Хоть с ложа вызван твой друг сюда — не скажет он ничего.
Ведь каждый на гонках бежит за себя, а не двое за одного».
И Томлинсон взглянул вокруг, но выигрыш был небольшой,
Смеялись звезды в высоте над голой его душой,
А буря мировых пространств его бичами жгла,
И начал Томлинсон рассказ про добрые дела.

«О, это читал я, — он сказал, — а это был голос молвы,
А это я думал, что думал другой про графа из Москвы».
Столпились стаи добрых душ, совсем как голубки,
И загремел ключами Петр от гнева и тоски.
«Ты читал, ты слыхал, ты думал, — он рек, — но толку в сказе нет!
Во имя плоти, что ты имел, о делах твоих дай ответ!»
И Томлинсон взглянул вперед, потом взглянул назад —
Был сзади мрак, а впереди — створки небесных врат.
«Я так ощущал, я так заключил, а это слышал потом,
А так писали, что кто-то писал о грубом норвежце одном».

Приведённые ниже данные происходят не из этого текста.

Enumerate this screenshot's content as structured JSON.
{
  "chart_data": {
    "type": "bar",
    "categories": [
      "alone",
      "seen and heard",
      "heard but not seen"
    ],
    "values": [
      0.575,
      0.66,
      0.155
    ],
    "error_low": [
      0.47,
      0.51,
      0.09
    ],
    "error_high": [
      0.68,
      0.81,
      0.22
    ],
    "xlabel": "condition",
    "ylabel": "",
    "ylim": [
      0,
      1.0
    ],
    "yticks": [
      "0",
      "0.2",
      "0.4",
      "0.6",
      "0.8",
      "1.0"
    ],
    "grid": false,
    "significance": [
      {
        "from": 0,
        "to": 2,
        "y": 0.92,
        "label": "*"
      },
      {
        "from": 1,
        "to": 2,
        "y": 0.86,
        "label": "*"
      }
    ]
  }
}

«Ты читал, заключал, ощущал — добро! Но в райской тишине,
Среди высоких, ясных звезд, не место болтовне.
О, не тому, кто у друзей взял речи напрокат
И в долг у ближних все дела, от бога ждать наград.
Ступай, ступай к владыке зла, ты мраку обречен,
Да будет вера Берклей-сквера с тобою, Томлинсон!»

. . . . . . . . . . . . . . . . . . . . . . . .

Его от солнца к солнцу вниз та же рука несла
До пояса Печальных звезд, близ адского жерла.
Одни, как молоко, белы, другие красны, как кровь,
Иным от черного греха не загореться вновь.
Держат ли путь, изменяют ли путь — никто не отметит никак,
Горящих во тьме и замерзших давно, поглотил их великий мрак,
А буря мировых пространств леденила насквозь его,
И он стремился на адский огонь, как на свет очага своего.
Дьявол сидел среди толпы погибших темных сил,
И Томлинсона он поймал и дальше не пустил.
«Не знаешь, видно, ты, — он рек, — цены на уголь, брат,
Что, пропуск у меня не взяв, ты лезешь прямо в ад.
С родом Адама я в близком родстве, не презирай меня,
Я дрался с богом из-за него с первого же дня.
Садись, садись сюда на шлак и расскажи скорей,
Что злого, пока еще был жив, ты сделал для людей».
И Томлинсон взглянул наверх и увидел в глубокой мгле
Кроваво-красное чрево звезды, терзаемой в адском жерле.
И Томлинсон взглянул к ногам, пылало внизу светло
Терзаемой в адском жерле звезды молочное чело.
«Я любил одну женщину, — он сказал, — от нее пошла вся беда,
Она бы вам рассказала все, если вызвать ее сюда».
«Что ты вкушал запретный плод — прекрасная черта,
Но только здесь не Берклей-сквер, но адские врата.
Хоть мы и свистнули ее и она пришла, любя,
Но каждый в грехе, совершенном вдвоем, отвечает сам за себя».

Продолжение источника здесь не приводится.